しかし、麦茶の効能について、熟知している人は多くはありません。
縁結びの街「出雲」のお茶屋・茶三代一(ちゃさんだい)です。
今回は、麦茶が健康にもたらす効能のほか、デメリットや美味しい麦茶の作り方についてご紹介します。
ぜひお茶を飲むときに意識してもらえると幸いです。
麦茶とは?
まず麦茶は何を意味し、どのような種類があるかをご紹介します。麦茶を何気なく飲んでいる方も多いと思いますが、言葉の意味を理解することで、麦茶の種類などがわかるようになると、自分の好みの把握も可能になります。この記事を味わい深い麦茶の世界を知る足がかりと捉え、何度も読んでみてくださいね。
麦茶の定義
麦茶は、焙煎した大麦のタネを煎じた飲み物です。麦湯とも言われています。
国内では1970年代以降、外出先やスポーツといったシーンでの暑さ対策として飲まれてきましたが、昨今は、夏に限らず、年間を通じて飲まれています。 お茶の多くは、100ml当たり20〜30mgのカフェインが入っていますが、麦茶は、カフェインのほか、保存料や甘味料などの添加物が一切含まれていません。これにより、健康に優しく、お子様から年配の方、妊娠中の方など幅広い層が安心して飲める飲料水となっています。
麦茶の種類
麦茶の種類は、使用される大麦の原料の違いによって分類されます。国内で流通する麦茶は、小粒大麦と大粒大麦、はだか麦の3種類の麦が使われています(注1)。
小粒大麦は、でんぷん質が少ない反面、たんぱく質を適度に含むことから、麦茶に最適な麦の代表格です。麦本来の風味が生かされている原料であり、大麦ご飯や大麦麺にも使われます。
大粒大麦は、粒が大きい麦であり、デンプン質が多く、たんぱく質が少ないという小粒大麦とは対照的な成分となっています。麦茶にも使われますが、主な用途はビールや麦焼酎が中心です。

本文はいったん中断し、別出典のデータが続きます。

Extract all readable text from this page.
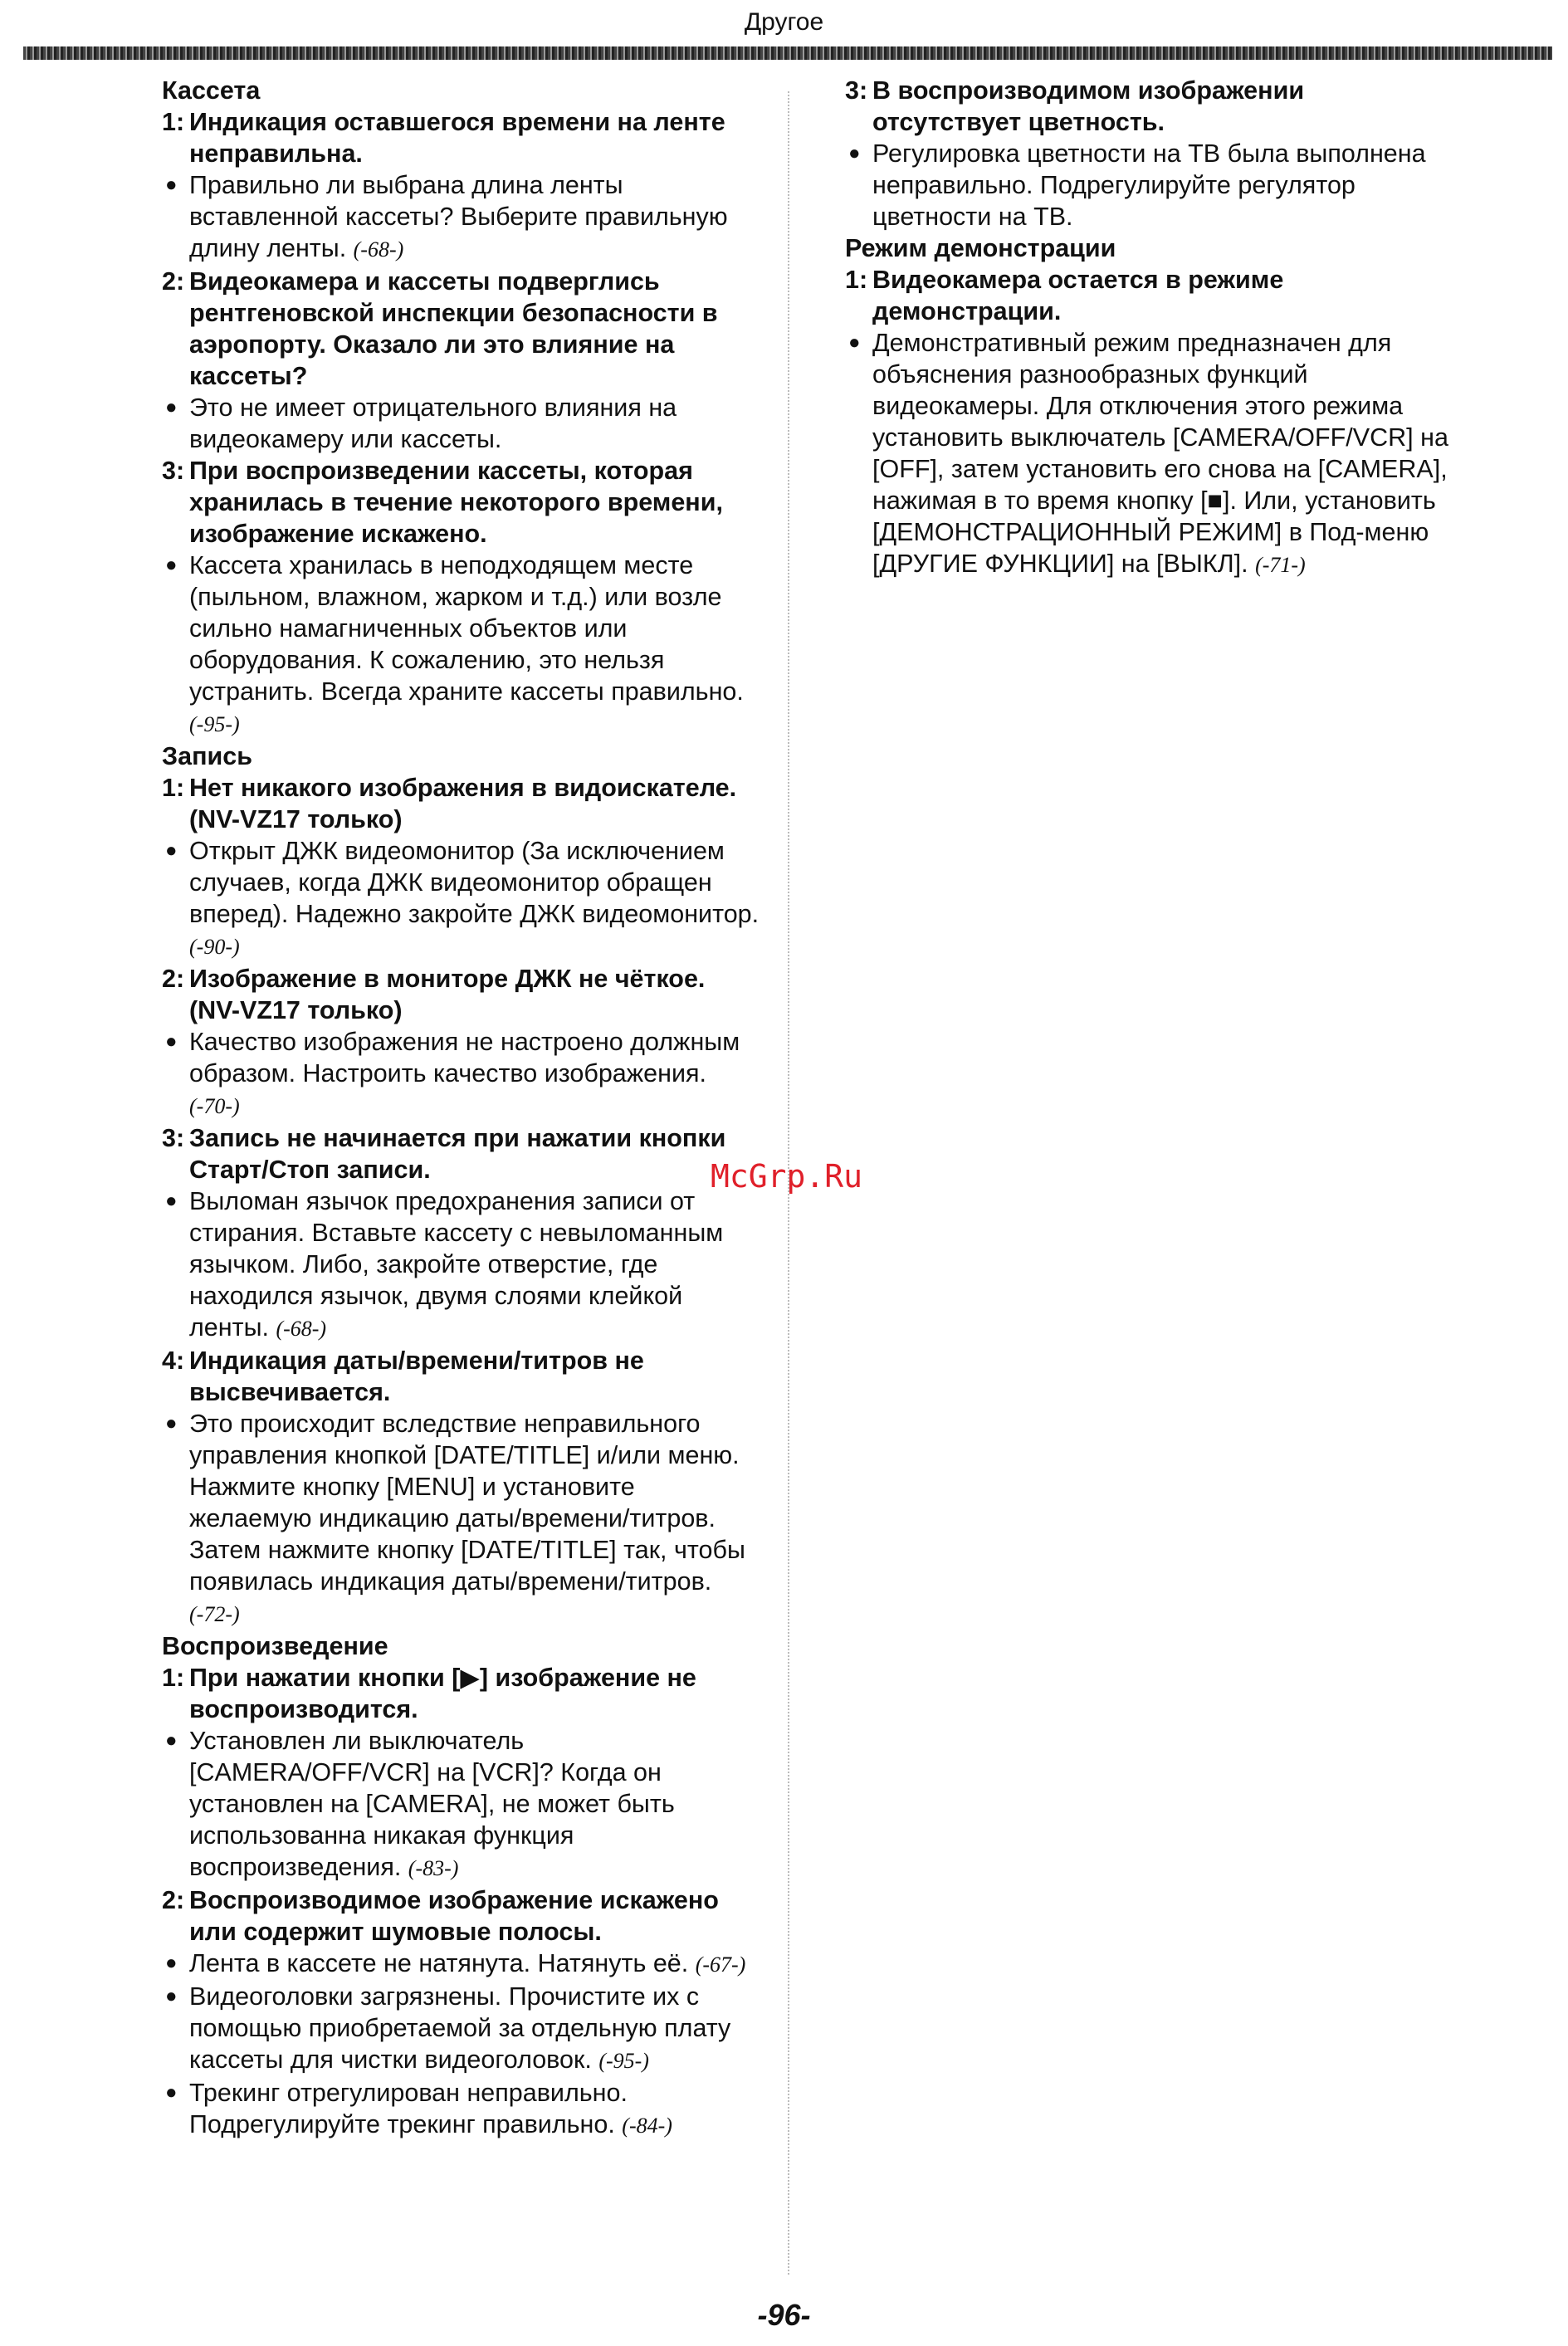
Другое
Кассета
1: Индикация оставшегося времени на ленте неправильна.
● Правильно ли выбрана длина ленты вставленной кассеты? Выберите правильную длину ленты. (-68-)
2: Видеокамера и кассеты подверглись рентгеновской инспекции безопасности в аэропорту. Оказало ли это влияние на кассеты?
● Это не имеет отрицательного влияния на видеокамеру или кассеты.
3: При воспроизведении кассеты, которая хранилась в течение некоторого времени, изображение искажено.
● Кассета хранилась в неподходящем месте (пыльном, влажном, жарком и т.д.) или возле сильно намагниченных объектов или оборудования. К сожалению, это нельзя устранить. Всегда храните кассеты правильно. (-95-)
Запись
1: Нет никакого изображения в видоискателе. (NV-VZ17 только)
● Открыт ДЖК видеомонитор (За исключением случаев, когда ДЖК видеомонитор обращен вперед). Надежно закройте ДЖК видеомонитор. (-90-)
2: Изображение в мониторе ДЖК не чёткое. (NV-VZ17 только)
● Качество изображения не настроено должным образом. Настроить качество изображения. (-70-)
3: Запись не начинается при нажатии кнопки Старт/Стоп записи.
● Выломан язычок предохранения записи от стирания. Вставьте кассету с невыломанным язычком. Либо, закройте отверстие, где находился язычок, двумя слоями клейкой ленты. (-68-)
4: Индикация даты/времени/титров не высвечивается.
● Это происходит вследствие неправильного управления кнопкой [DATE/TITLE] и/или меню. Нажмите кнопку [MENU] и установите желаемую индикацию даты/времени/титров. Затем нажмите кнопку [DATE/TITLE] так, чтобы появилась индикация даты/времени/титров. (-72-)
Воспроизведение
1: При нажатии кнопки [▶] изображение не воспроизводится.
● Установлен ли выключатель [CAMERA/OFF/VCR] на [VCR]? Когда он установлен на [CAMERA], не может быть использованна никакая функция воспроизведения. (-83-)
2: Воспроизводимое изображение искажено или содержит шумовые полосы.
● Лента в кассете не натянута. Натянуть её. (-67-)
● Видеоголовки загрязнены. Прочистите их с помощью приобретаемой за отдельную плату кассеты для чистки видеоголовок. (-95-)
● Трекинг отрегулирован неправильно. Подрегулируйте трекинг правильно. (-84-)
3: В воспроизводимом изображении отсутствует цветность.
● Регулировка цветности на ТВ была выполнена неправильно. Подрегулируйте регулятор цветности на ТВ.
Режим демонстрации
1: Видеокамера остается в режиме демонстрации.
● Демонстративный режим предназначен для объяснения разнообразных функций видеокамеры. Для отключения этого режима установить выключатель [CAMERA/OFF/VCR] на [OFF], затем установить его снова на [CAMERA], нажимая в то время кнопку [■]. Или, установить [ДЕМОНСТРАЦИОННЫЙ РЕЖИМ] в Под-меню [ДРУГИЕ ФУНКЦИИ] на [ВЫКЛ]. (-71-)
McGrp.Ru
-96-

はだか麦は、六条大麦の皮がない状態の麦を意味します。はだか麦から作った麦茶は糖質やカルシウムが多く含まれるほか、皮がないことから、透き通った奇麗な麦茶に仕上がります。
麦茶はノンカフェイン
麦茶は、原料が大麦であるため、カフェインは含まれません。これは、天然成分としてカフェインが含まれる茶葉を原料にしている煎茶や抹茶、番茶など一般的なお茶とは対照的な特徴です。

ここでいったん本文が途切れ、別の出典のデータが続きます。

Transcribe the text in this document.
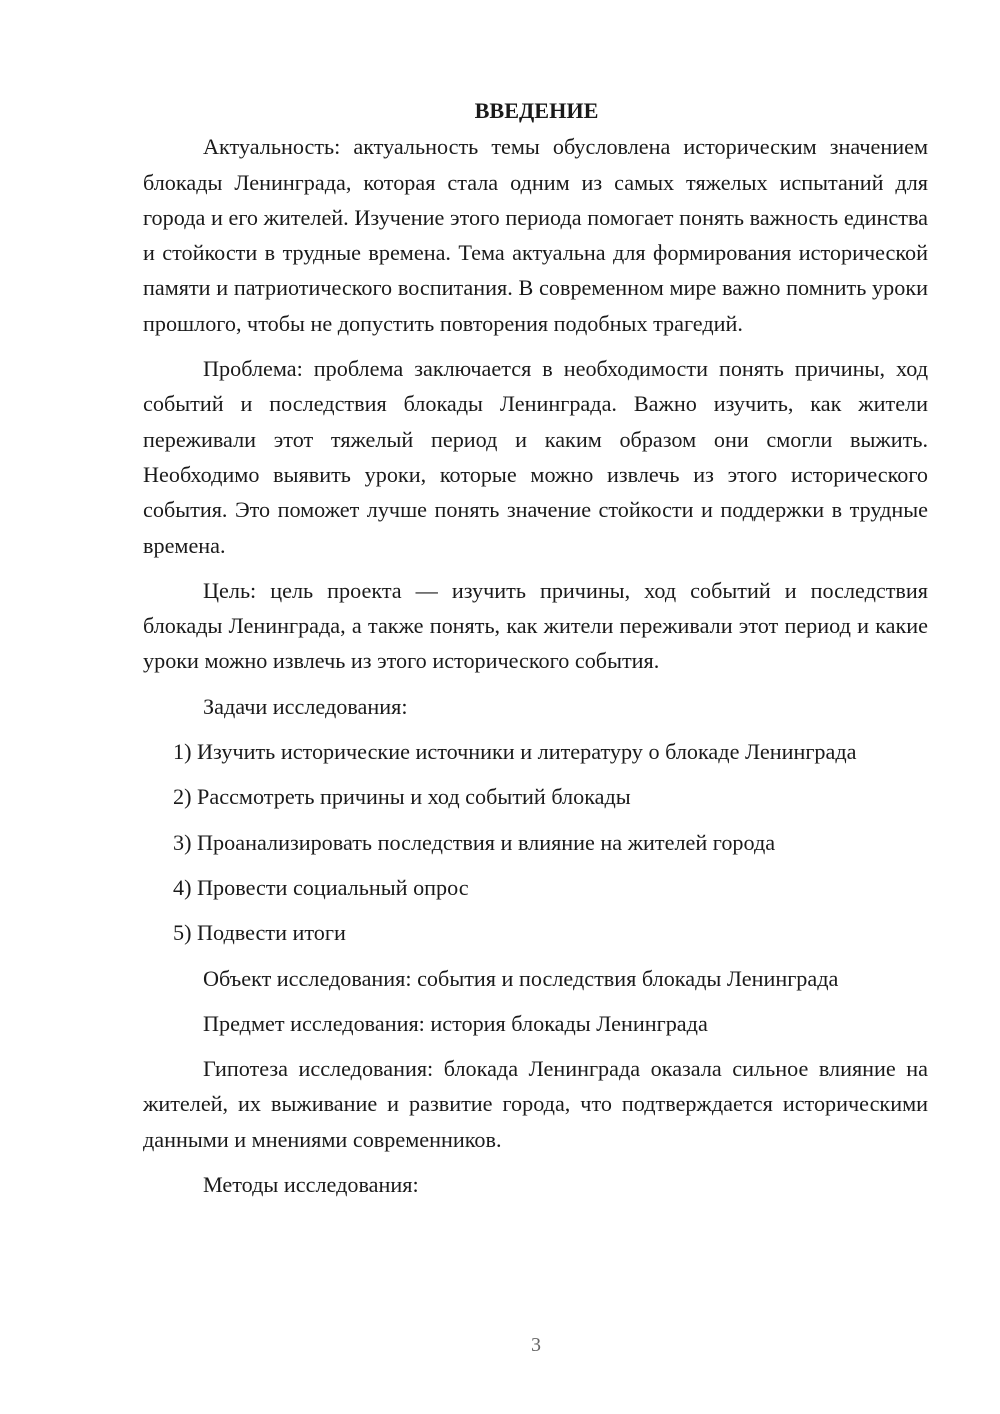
ВВЕДЕНИЕ

Актуальность: актуальность темы обусловлена историческим значением блокады Ленинграда, которая стала одним из самых тяжелых испытаний для города и его жителей. Изучение этого периода помогает понять важность единства и стойкости в трудные времена. Тема актуальна для формирования исторической памяти и патриотического воспитания. В современном мире важно помнить уроки прошлого, чтобы не допустить повторения подобных трагедий.

Проблема: проблема заключается в необходимости понять причины, ход событий и последствия блокады Ленинграда. Важно изучить, как жители переживали этот тяжелый период и каким образом они смогли выжить. Необходимо выявить уроки, которые можно извлечь из этого исторического события. Это поможет лучше понять значение стойкости и поддержки в трудные времена.

Цель: цель проекта — изучить причины, ход событий и последствия блокады Ленинграда, а также понять, как жители переживали этот период и какие уроки можно извлечь из этого исторического события.

Задачи исследования:

1) Изучить исторические источники и литературу о блокаде Ленинграда
2) Рассмотреть причины и ход событий блокады
3) Проанализировать последствия и влияние на жителей города
4) Провести социальный опрос
5) Подвести итоги

Объект исследования: события и последствия блокады Ленинграда

Предмет исследования: история блокады Ленинграда

Гипотеза исследования: блокада Ленинграда оказала сильное влияние на жителей, их выживание и развитие города, что подтверждается историческими данными и мнениями современников.

Методы исследования:

3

カフェインは過剰摂取によって心拍数の増加や便秘といった健康へのマイナス効果をもたらすと言われています。このため、カフェインを含まない麦茶は、人体への負担が少ない安全な飲み物といえると思います。
アレルギーが生じる可能性は低い
麦茶は小麦ではなく、大麦の種子を煎じて作った飲み物です。このため、アレルギーが起きる可能性はほとんどありません(注5)。とても安全ですね。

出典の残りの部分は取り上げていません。